Le buche stradali sono un grosso problema che, specialmente nei periodi di pioggia e neve, interessa tutte le strade.
Sarà capitato a tutti, infatti, di trovare sulle proprie strade qualche buca, più o meno profonda.
A parte il fastidio di sobbalzare ad ogni buca, il problema è che dall’incontro con le buche stradali possono derivare dei danni.
Chi risarcisce i danni causati dalle buche stradali?
La questione è sempre stata difficile.
A seconda della strada sulla quale ci si trova, infatti, si può avere un responsabile diverso: il Comune, la Provincia, la società che gestisce l’autostrada.
Una volta individuato il soggetto competente, poi, bisogna riuscire ad ottenere da questo il risarcimento.
In linea teorica, la questione sembra agevolmente risolta dalla legge.
L’art. 2051 c.c., infatti, prevede che “ciascuno è responsabile del danno cagionato dalle cose che ha in custodia“.
Le nostre strade sono “custodite” generalmente dalle amministrazioni pubbliche, che quindi sarebbero tenute automaticamente a risarcire i danni.
Tuttavia, sempre l’art. 2051 c.c precisa che il custode può liberarsi dalla responsabilità se “prova il caso fortuito”.
Nel caso delle buche stradali, quindi, nessuna responsabilità per l’amministrazione se prova il caso fortuito, cioè il verificarsi di un evento imprevedibile.
Questa la questione esaminata dalla Suprema Corte e decisa con l’ordinanza n. 6034/18.
Il caso riguardava la richiesta di risarcimento formulata da un ciclista all’amministrazione per le lesioni riportate dopo una caduta dalla bicicletta a causa dell’omessa manutenzione stradale.
La corte d’Appello si era pronunciata stabilendo che vi fosse un concorso di colpa fra il Comune ed il ciclista danneggiato.
Il Comune contesta la decisione presentando un ricorso in Cassazione e chiedendo che venga pronunciata l’esclusiva responsabilità del ciclista.
A fondamento della propria richiesta il Comune afferma che se il ciclista avesse prestato la dovuta attenzione e prudenza, ciò gli avrebbero consentito di vedere le buche stradali ed attuare le manovra necessarie per evitarle.
Nel pronunciarsi, la Cassazione richiama principi di diritto già dalla stessa esposti in precedenti decisioni.
In particolare, la Corte sottolinea che bisogna considerare il consolidato principio secondo cui l’ente proprietario di una strada aperta al pubblico transito si presume responsabile, ai sensi dell’art. 2051 c.c., dei sinistri riconducibili alle situazioni di pericolo connesse in modo immanente alla struttura o alle pertinenze della strada stessa, indipendentemente dalla sua estensione.

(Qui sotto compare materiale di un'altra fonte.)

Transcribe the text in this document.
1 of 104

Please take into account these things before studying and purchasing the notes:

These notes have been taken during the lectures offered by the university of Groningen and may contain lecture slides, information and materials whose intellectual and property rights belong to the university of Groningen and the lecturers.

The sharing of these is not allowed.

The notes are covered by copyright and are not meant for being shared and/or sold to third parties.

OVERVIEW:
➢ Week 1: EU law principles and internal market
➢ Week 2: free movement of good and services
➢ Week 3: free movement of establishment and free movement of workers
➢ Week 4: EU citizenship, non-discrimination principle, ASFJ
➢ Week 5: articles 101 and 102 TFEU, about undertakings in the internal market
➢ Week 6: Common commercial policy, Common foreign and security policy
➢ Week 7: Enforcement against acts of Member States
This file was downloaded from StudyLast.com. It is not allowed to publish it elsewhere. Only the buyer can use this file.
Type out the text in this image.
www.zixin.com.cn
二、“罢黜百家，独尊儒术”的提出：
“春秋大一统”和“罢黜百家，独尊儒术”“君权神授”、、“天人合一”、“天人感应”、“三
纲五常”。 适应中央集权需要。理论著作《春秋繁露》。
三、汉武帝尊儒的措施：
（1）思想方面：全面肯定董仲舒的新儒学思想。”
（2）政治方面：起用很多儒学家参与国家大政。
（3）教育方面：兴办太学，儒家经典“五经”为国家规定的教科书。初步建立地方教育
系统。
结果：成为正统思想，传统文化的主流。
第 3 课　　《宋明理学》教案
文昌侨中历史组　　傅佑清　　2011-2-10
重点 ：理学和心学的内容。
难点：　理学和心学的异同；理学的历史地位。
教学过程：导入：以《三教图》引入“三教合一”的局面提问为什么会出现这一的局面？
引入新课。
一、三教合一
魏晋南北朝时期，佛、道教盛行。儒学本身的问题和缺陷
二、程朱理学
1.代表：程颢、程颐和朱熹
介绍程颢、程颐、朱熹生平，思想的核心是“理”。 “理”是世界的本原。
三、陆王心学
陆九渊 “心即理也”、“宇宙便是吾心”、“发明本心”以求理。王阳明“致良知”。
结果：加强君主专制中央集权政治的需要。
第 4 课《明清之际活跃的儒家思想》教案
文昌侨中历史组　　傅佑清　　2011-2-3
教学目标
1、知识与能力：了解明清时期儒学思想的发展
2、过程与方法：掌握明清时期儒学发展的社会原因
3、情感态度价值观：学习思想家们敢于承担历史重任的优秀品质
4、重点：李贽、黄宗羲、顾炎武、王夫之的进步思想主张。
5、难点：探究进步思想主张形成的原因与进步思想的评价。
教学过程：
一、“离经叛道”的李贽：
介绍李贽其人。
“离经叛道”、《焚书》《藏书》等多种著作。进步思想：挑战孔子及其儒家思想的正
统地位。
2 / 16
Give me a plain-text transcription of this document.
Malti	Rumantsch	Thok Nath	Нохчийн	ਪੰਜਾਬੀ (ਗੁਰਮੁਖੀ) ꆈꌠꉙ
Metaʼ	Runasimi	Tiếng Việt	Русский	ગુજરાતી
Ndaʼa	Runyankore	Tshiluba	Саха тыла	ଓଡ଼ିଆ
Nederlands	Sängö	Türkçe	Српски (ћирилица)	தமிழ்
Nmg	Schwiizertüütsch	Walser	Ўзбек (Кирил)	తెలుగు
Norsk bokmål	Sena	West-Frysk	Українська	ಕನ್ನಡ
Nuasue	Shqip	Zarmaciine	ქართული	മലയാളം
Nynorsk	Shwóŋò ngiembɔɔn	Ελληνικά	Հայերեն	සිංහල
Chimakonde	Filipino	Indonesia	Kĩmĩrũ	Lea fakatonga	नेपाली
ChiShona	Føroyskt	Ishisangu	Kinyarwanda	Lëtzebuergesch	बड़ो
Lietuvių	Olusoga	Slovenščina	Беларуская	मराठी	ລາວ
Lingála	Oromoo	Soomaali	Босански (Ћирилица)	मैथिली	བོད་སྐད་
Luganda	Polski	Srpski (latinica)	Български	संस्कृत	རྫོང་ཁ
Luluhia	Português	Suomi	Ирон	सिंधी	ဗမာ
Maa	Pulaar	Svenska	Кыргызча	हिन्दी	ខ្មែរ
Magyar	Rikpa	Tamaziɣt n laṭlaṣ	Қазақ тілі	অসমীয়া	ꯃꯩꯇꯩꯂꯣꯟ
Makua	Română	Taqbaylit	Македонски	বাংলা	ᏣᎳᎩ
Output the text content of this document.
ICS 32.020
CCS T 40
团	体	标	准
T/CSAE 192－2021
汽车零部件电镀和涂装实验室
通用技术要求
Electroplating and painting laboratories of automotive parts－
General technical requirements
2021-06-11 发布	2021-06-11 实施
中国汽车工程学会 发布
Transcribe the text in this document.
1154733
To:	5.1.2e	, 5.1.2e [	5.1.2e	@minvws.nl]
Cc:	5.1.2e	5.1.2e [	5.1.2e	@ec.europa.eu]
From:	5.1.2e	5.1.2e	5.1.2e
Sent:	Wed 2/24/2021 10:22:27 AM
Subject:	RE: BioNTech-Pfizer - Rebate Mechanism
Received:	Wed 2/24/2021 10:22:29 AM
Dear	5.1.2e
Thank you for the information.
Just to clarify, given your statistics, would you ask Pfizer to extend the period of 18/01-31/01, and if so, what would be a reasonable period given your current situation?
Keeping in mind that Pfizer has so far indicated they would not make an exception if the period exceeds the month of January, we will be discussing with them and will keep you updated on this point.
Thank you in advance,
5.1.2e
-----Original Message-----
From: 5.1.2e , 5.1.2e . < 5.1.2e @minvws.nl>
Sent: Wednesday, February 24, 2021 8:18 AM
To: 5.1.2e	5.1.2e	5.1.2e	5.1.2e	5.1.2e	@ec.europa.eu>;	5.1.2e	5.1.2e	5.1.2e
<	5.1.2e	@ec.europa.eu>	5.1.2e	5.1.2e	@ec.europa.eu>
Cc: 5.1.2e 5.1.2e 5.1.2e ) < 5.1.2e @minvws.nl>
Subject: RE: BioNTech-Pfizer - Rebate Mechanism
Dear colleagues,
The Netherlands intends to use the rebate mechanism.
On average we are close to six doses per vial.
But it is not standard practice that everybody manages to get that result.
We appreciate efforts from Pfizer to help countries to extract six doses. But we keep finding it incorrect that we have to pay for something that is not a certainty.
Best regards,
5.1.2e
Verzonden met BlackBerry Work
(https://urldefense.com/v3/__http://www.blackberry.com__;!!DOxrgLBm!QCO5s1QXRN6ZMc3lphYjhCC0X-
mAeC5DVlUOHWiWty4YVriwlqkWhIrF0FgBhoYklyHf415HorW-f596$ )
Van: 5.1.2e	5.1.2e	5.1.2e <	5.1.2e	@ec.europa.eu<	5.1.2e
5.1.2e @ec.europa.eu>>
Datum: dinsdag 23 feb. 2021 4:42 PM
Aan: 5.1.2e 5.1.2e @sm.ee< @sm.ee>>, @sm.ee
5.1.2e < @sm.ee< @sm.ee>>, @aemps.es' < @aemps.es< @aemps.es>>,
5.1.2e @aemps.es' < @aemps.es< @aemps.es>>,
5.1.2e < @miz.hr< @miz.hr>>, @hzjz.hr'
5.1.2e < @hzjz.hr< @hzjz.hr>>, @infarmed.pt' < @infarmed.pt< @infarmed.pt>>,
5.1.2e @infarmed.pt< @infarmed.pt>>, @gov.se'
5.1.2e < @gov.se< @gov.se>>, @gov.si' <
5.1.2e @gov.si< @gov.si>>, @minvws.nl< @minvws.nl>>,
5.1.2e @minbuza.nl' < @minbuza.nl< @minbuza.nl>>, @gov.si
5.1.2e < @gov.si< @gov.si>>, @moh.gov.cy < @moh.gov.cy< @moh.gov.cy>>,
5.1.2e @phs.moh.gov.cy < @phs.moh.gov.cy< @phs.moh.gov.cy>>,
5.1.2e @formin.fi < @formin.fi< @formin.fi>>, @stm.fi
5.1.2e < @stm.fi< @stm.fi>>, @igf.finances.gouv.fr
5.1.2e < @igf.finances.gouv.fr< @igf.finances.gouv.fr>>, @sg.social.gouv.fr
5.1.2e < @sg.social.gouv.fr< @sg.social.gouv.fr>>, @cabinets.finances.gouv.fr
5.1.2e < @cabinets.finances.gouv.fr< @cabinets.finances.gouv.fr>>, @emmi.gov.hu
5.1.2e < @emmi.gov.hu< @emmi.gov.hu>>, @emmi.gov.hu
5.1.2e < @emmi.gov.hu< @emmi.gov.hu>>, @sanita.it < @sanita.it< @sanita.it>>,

Ed ancora, ricorda che il criterio di imputazione della responsabilità in capo al custode della cosa per i danni da questa cagionati (ex art. 2051 c.c.) prescinde da qualunque connotato di colpa, sicché incombe al danneggiato allegare, dandone la prova, il rapporto causale tra la cosa e l’evento dannoso, indipendentemente dalla pericolosità o meno o dalle caratteristiche intrinseche della prima.
Tra i principi di diritto richiamati dalla Corte anche il seguente:
“nella categoria delle cause di esclusione della responsabilità oggettiva per danno da cose, la condotta del danneggiato – che entri in interazione con queste – si atteggia diversamente a seconda del grado di incidenza causale sull’evento dannoso (…) fino a rendere possibile che detto comportamento interrompa il nesso eziologico tra fatto ed evento dannoso“.
Responsabilità del Comune, ma non solo
In conclusione, la Cassazione conferma la pronuncia della Corte d’Appello, rilevando che la stessa è conforme ai principi già espressi dalla Suprema Corte.
In questo caso, quindi, il Comune è tenuto a risarcire al ciclista i danni da questo subiti, ma solo parzialmente, essendo ravvisabile responsabilità non solo in capo all’ente, ma anche in capo al ciclista.
Come detto, la questione è particolare ed è necessario valutare caso per caso.